A trainer-feedback variance gate (_classify_group) then marks a group GRPO-usable only when it has real reward spread — mixed oracle outcomes or meaningful Augur episode_return variance from the #906 process/progress shaping — so degenerate all-pass/all-fail groups (whose standardized advantages are noise) are excluded or re-sampled (--variance-seek).

Algorithm phasing (de-risk before full GRPO)

  • SFT — rejection-sampling fine-tune on high-reward rollouts (no pairs, no logprobs). Proves the data→checkpoint→gate→deploy pipe.
  • DPO(chosen, rejected) preference pairs from each group_id.
  • GRPO — full group-relative PG; needs the logprobs from #889.

Why it's last: the trainer is only as good as its reward. Build the reward + gate first; every checkpoint ships only through the same gate as any other challenger.


7. Fast vs slow — side by side

Fast loop Slow loop
Artifact changed recipes / hints / curriculum / plan-rewrites Holo3 weights
Mechanism retrieval / overlay RL fine-tune (GRPO/DPO/SFT)
Compute CPU GPU
Cadence minutes–hours hours–days
Repo mantis mantis-trainer
Data needed oracle reward reward + modelio + group_id + logprobs
Reversibility high (config) low (weights) → gate-gated
Ceiling bounded by base model's capability raises the base model's capability
Risk low high → champion/challenger mandatory

They are complementary, not alternatives: the fast loop squeezes the most out of the current weights today; the slow loop raises the ceiling those weights allow. Both gate through the same safety check and deploy the same way.


8. Lifecycle of one improvement (end to end)

Fast: failing run → recovery proposes a rewrite → 3 wins → promoted → auto-applied next run → gate confirms the config beats champion → sticks. Hours.

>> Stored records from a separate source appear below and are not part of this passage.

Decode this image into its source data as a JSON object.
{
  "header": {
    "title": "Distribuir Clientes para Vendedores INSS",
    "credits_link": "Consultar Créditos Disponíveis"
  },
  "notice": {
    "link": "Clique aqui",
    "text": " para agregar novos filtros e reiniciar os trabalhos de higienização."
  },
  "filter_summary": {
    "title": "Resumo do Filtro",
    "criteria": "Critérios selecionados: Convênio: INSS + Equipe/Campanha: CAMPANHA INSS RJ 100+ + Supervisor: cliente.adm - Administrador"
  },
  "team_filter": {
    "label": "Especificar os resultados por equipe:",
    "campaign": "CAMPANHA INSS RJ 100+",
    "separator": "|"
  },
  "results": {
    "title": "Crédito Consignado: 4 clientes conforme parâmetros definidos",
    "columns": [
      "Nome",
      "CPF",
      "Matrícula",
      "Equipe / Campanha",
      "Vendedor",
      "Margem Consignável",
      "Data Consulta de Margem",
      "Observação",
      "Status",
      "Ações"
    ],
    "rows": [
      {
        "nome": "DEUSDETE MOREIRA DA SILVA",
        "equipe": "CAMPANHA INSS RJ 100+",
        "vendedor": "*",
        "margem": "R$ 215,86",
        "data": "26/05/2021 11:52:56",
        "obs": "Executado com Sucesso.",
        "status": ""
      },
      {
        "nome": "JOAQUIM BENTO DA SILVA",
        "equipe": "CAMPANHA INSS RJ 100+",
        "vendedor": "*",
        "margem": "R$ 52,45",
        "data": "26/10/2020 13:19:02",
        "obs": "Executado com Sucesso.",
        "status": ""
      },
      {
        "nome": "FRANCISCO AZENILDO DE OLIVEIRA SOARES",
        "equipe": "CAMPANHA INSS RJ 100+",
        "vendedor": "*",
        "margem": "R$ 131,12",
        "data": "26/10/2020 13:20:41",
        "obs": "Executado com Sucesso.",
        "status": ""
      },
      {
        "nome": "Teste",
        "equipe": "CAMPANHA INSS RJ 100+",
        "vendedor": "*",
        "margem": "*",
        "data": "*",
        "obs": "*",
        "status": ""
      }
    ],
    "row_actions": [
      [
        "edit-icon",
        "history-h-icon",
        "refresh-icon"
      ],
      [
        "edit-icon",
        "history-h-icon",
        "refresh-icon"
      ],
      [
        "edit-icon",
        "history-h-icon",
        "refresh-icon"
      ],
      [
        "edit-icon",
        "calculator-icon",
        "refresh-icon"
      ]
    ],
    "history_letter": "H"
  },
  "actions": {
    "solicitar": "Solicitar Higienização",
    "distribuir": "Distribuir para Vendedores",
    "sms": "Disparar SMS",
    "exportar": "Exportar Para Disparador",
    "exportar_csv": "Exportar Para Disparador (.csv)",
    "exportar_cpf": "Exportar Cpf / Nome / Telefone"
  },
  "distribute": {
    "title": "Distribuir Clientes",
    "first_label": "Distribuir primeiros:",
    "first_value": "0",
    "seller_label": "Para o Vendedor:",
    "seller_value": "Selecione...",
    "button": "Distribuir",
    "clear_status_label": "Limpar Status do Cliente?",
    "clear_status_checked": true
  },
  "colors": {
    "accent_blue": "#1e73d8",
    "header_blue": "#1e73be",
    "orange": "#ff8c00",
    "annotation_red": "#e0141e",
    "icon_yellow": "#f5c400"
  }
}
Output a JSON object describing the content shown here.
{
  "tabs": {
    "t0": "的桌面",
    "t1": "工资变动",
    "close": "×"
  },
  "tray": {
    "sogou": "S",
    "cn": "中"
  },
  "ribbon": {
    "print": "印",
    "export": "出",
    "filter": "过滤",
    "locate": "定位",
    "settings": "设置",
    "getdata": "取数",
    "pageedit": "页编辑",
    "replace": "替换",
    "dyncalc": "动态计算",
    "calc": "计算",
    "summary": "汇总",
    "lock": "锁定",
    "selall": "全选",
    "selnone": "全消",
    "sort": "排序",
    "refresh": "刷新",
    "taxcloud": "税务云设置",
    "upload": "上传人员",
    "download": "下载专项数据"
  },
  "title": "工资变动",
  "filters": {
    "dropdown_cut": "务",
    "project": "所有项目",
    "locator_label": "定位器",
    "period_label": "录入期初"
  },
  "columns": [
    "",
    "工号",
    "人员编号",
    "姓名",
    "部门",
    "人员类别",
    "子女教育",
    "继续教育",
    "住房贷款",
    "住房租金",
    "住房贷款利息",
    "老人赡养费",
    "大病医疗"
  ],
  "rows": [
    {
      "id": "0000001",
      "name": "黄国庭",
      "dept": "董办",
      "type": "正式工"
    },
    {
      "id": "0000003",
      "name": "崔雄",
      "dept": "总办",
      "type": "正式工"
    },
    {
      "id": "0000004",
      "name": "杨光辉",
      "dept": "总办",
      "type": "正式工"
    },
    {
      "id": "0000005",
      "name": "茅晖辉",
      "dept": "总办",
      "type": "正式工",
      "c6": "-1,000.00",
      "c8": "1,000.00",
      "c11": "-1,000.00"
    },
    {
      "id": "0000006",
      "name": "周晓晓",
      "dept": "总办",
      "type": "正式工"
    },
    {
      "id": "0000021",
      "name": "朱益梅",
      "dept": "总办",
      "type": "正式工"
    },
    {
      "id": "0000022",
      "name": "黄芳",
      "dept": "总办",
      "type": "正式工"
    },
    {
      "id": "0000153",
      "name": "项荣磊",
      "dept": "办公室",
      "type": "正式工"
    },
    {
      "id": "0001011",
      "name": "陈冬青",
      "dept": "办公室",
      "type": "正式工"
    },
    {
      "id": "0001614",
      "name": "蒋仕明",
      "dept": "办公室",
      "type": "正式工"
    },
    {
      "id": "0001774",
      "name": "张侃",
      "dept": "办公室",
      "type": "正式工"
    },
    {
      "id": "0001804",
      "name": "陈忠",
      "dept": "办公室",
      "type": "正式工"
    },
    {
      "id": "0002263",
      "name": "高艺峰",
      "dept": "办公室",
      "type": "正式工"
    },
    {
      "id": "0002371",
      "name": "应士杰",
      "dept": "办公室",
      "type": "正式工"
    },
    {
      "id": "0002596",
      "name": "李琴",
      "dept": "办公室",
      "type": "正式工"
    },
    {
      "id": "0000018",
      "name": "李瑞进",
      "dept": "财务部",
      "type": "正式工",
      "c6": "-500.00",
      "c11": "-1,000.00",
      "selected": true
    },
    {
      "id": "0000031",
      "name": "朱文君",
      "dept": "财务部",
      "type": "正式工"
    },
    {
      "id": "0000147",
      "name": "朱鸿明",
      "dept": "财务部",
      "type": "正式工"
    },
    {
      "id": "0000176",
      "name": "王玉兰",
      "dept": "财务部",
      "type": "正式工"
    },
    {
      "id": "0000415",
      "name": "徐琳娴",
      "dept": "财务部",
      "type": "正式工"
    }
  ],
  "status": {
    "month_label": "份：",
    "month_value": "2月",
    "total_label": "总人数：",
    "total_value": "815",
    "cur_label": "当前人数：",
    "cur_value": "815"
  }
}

Slow: rollout generator mints N seed-varied instances → executed + oracle-graded → Augur dataset → trainer computes advantages + GRPO step → candidate checkpoint → gate runs it vs champion on the frozen benchmark → promote → deploy → new champion generates the next rollouts. Days.


9. Status

Component State
Execution (Holo3 + Claude/task_loop), Augur instrumentation ✅ on main
Rollout generator primitives (seed-sweep, failure-biased) ✅ on main
Closed plan-evolution fast loop (apply_plan_overlay wired) ✅ on main
Champion/challenger gate ✅ on main
Serve base + LoRA adapter challenger at /v1/predict (#911) ✅ on main + deployed (GPU run deploy-gated)
Holdout-eval runner — generate sim-env suites + gate vs /v1/predict (#916) ✅ on main (experiments/holdout/run_gate_eval.py; live run spend-gated)
Serve Holo3 (qwen3_5_moe) challenger — full merged-GGUF swap (#918) ✅ on main (_challenger_model; trainer-side merge + live run spend-gated)
Logprob capture (GRPO prerequisite, #889) ✅ on main
RolloutRunner execution adapter (generator → Daytona → Augur) ⏳ P1 (#894)
mantis-trainer data contract ✅ scaffold + dataset implemented
mantis-trainer GPU trainer (GRPO) ⏳ P2 (separate repo)

See mantis-trainer/docs/SPEC.md for the slow-loop detail and the rollout-generator proposal under docs/proposals/ for the data-generation engine.